Here is a final example of the search engine in action. Knowing that RPS had added a good deal of material for the 1640s, I wondered what it would have on the ‘brotherly assistance’ – the £300,000 compensation promised by the English after the Bishops’ Wars. A search for ‘brotherly’ found it and other things – 61 hits in total, a manageable number. A search for ‘brotherly assistance’ in quotation marks found it more precisely, with 49 hits. A search for ‘brotherly assistance’ without quotation marks produced largely the same results as a search for ‘brotherly’ alone. A related search taught me a bit more about the search engine. A search for ‘three hundred thousand’ in quotation marks found just one document, a royal letter from 1558, with the word ‘three’ in it (1558/11/14). This is probably because 1558/11/14 is part of a portmanteau series of shorter acts, ending at 1558/11/33, that are combined in the database and appear on a single screen; some of the other acts include the words ‘hundred’ and ‘thousand’. By contrast, a search for ‘three hundred thousand’ without quotation marks produced over three thousand hits (fortunately not three hundred thousand). RPS’s search engine can be a useful and even powerful tool, but it is not a straightforward one, and APS’s index remains important for researchers.
Conclusions
RPS is mainly a project of digitisation and accessibility. The scholarly breakthrough was achieved by Thomas Thomson two centuries ago, and RPS has continued – wisely, it should be said – to work within the broad paradigm that he established with APS. Nevertheless, digitisation and accessibility are much to be welcomed for their own sake. And RPS has made some real scholarly advances. It has given a fuller editorial apparatus explaining the sources of its texts in more detail, it has clarified the uncertainties that we face in interpreting the most difficult texts, and it has added some new and valuable material. Its decision to omit some of APS’s non-parliamentary material is sensible, given its remit. Overall, its shortcomings are minor, and it can be recommended as a reliable edition for ordinary purposes. That is the main test that RPS needed to pass, and it has succeeded.

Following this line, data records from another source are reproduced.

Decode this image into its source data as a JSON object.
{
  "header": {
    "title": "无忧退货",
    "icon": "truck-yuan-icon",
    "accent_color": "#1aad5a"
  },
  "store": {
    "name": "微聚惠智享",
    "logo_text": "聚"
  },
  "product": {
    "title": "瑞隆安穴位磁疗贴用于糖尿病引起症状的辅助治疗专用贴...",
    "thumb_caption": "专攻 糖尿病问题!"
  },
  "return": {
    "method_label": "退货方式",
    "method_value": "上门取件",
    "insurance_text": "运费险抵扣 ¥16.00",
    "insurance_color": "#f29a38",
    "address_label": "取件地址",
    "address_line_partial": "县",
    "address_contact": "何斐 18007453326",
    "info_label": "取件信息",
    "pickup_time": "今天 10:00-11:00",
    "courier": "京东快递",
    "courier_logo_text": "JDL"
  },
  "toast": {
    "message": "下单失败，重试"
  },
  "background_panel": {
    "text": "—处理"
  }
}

For specialists in the history of the Scottish parliament, RPS has not entirely superseded APS, nor indeed did APS entirely supersede the 1566 ‘Black Acts’. RPS has corrected some of APS’s errors, but it has also introduced errors of its own. More importantly, for those accustomed to its language and typeface, APS can actually be more user-friendly. One may more easily obtain a sense of the acts from turning the pages of a printed book than from scrolling and clicking on a website, and the APS index remains useful. In my own work using the acts of parliament, I probably use RPS about three-quarters of the time, and APS one-quarter of the time. In reference notes I tend to cite both. So, three cheers for this latest product of the digital age, and an extra cheer for a remarkable monument of 19th-century scholarship, still standing after two centuries.